SOUNDTRACK: CAUTIOUS CLAY-“Sidewinder” Tiny Desk Family Hour (March 12, 2019).
These next few shows were recorded at NPR’s SXSW Showcase.
The SXSW Music Festival is pleased to announce the first-ever Tiny Desk Family Hour showcase, an evening of music by artists who have played NPR Music’s Tiny Desk Concert, at Central Presbyterian Church on Tuesday, March 12 from 8-11pm.
Cautious Clay is the “far-reaching and breezily soulful project of singer and multi-instrumentalist Josh Karpeh.” I love his stage name, but I wasn’t that crazy about his music–it was a little too soft and flat for my liking.
And yet I really enjoyed this song.
The song is remarkably simple–a rubbery bassline (that never changes throughout the song) and simple slightly jazzy drum beat. Karpeh sings in his gentle voice and strums occasional delicate chords. The chords, while gentle, bring in some nice sharp high notes to the otherwise bass-filled song.
But the real joy comes when, after a couple of verses, Karpeh puts down his guitar and picks up his…flute. He plays a wonderful flute solo and it totally makes the song shine.
[READ: March 17, 2019] Toast on Toast
I have never seen the BBC show Toast of London, but I love Matt Berry and assumed this would be a very funny read. I see that this also came as an audio book and I assume it would 10 times funnier if it was read by Berry instead of by me.
So this book is an autobiography and “helpful guide to acting” from Steven Toast. Since I haven’t seen the show I genuinely don’t know if Steven Toast is any good at acting or not. I can tell from the book that he is a pompous ass (which is 3/4 of the humor), but I don’t know if he is justified by behaving that way.
I’m also unfamiliar with BBC practices and with British stage actors in general. So, while I assume that most of the names are made up (the more outrageous ones, surely), there may be a few who are real which might make the jokes even funnier.
Best of all, the book is fairly short, so while there are plenty of laughs, it doesn’t overstay its welcome.
The book opens with his warnings against the BBC, especially a fellow by the name of Mews Frumpty who offered Toast several positions at the BBC only to slash them at the last minute with the rather amusing phrase (which I can imagine Barry saying): “sling your hook and fuck off home.”
Then it jumps into his life. “I was once a fertilised egg travelling at full speed down a metal-like fallopian tube….” His childhood is one of challenge and heartbreak, and the perversity of a man named Frank Forfolk (author of Forfolk’s Sake). He also spends a frankly inordinate amount of time writing about flogging. I don’t know if this is part of the show. But it’s pops up several times in the book (with varying degrees of humor). We also learn that at school he was given the nickname “Arseface.”

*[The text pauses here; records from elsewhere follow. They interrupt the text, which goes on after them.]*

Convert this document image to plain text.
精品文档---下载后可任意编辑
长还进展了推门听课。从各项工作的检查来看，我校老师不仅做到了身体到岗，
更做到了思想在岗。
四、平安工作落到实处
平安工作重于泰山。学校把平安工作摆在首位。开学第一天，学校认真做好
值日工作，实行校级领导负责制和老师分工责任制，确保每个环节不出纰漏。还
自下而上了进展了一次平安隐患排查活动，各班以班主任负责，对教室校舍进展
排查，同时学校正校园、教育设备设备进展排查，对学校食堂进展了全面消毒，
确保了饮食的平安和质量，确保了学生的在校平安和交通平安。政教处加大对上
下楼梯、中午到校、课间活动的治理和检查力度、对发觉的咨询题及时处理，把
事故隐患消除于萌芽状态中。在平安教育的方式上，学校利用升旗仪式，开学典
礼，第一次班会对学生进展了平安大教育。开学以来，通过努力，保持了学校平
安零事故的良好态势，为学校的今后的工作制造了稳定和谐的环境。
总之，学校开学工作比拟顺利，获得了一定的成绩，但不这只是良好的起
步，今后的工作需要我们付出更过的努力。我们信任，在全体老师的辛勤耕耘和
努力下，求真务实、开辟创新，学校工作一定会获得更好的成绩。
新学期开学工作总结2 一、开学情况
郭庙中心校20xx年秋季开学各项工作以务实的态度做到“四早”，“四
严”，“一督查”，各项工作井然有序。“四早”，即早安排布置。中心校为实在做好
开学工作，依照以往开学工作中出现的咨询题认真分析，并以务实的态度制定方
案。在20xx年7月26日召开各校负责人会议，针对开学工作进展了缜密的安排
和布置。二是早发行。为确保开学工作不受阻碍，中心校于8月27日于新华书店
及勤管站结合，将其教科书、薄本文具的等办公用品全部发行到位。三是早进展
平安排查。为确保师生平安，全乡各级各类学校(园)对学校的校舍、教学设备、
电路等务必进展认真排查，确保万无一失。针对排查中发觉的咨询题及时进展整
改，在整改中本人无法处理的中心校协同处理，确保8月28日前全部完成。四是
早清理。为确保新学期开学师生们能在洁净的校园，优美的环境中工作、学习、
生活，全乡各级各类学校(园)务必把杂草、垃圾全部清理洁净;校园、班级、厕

He decided to be an actor when the school guidance counselor asked him what he wanted to be and it was alphabetically the first thing he thought of. He realizes right away that he is too good for RADA, The Royal Academy of Dramatic Acting (footnote: EDITOR’S NOTE: Actually the Royal Academy of Dramatic Arts). I enjoyed that there were lots of footnotes and that some of them were the editor’s corrections and others were just kind of weird or funny. Like William Shakespeare* (*seventeenth-century playwright). There’s also a lengthy footnote discouraging the use of footnotes.
He talks about securing his–terrible and crazy–agent Jane Plough. And his rise through the dramatic circles. There’s color broadsides of many of the plays he was in: London Sex, Nuts, The Dolls Eye, Jesus in Love. And there’s talk of some of the actresses he has bedded. Including a lengthy story of a woman he bedded whose husband has no idea about what they did.
He gives tips throughout–on auditioning, on jealousy and on getting your name on the top of a bill (if your name begins with A-E fight for alphabetized listings, otherwise considering changing your name like Ziggy Zagreb who changed it to Aaaaaaalan Aaaaaaaaadams).
I especially enjoyed the section on radio acting. “As both Benedict Cumberbatch and Eddie Redmayne have pointed out, the problem with radio acting is that the listener at home can’t see you.” He offers this tip for live radio productions: “when your name is read out by the announcer at the end of the performance, make sure you cheer extra loudly or give a loud ‘whoop’ of approval. It may not look good in the studio, but he audience at home won’t know it’s you.”
He talks about giving Julian Assange acting lessons (he was hopeless). Indeed, he uses a 1-10 system whenever he teaches anyone and has never given a pupil anything over a 2.
The end of the book laments the dumbing down of television. He also suggests that the best way to help the arts would be to cut the NHS entirely and give all the money the arts. Far fewer people die at the theater than at the hospital.
The end of the book includes reviews of some of his performances. The ones where he was attacked are ones which he brutally rebuts. Which is quite funny.
I read this all pretty quickly, but I would certainly enjoy hearing Berry read it for maximum punch.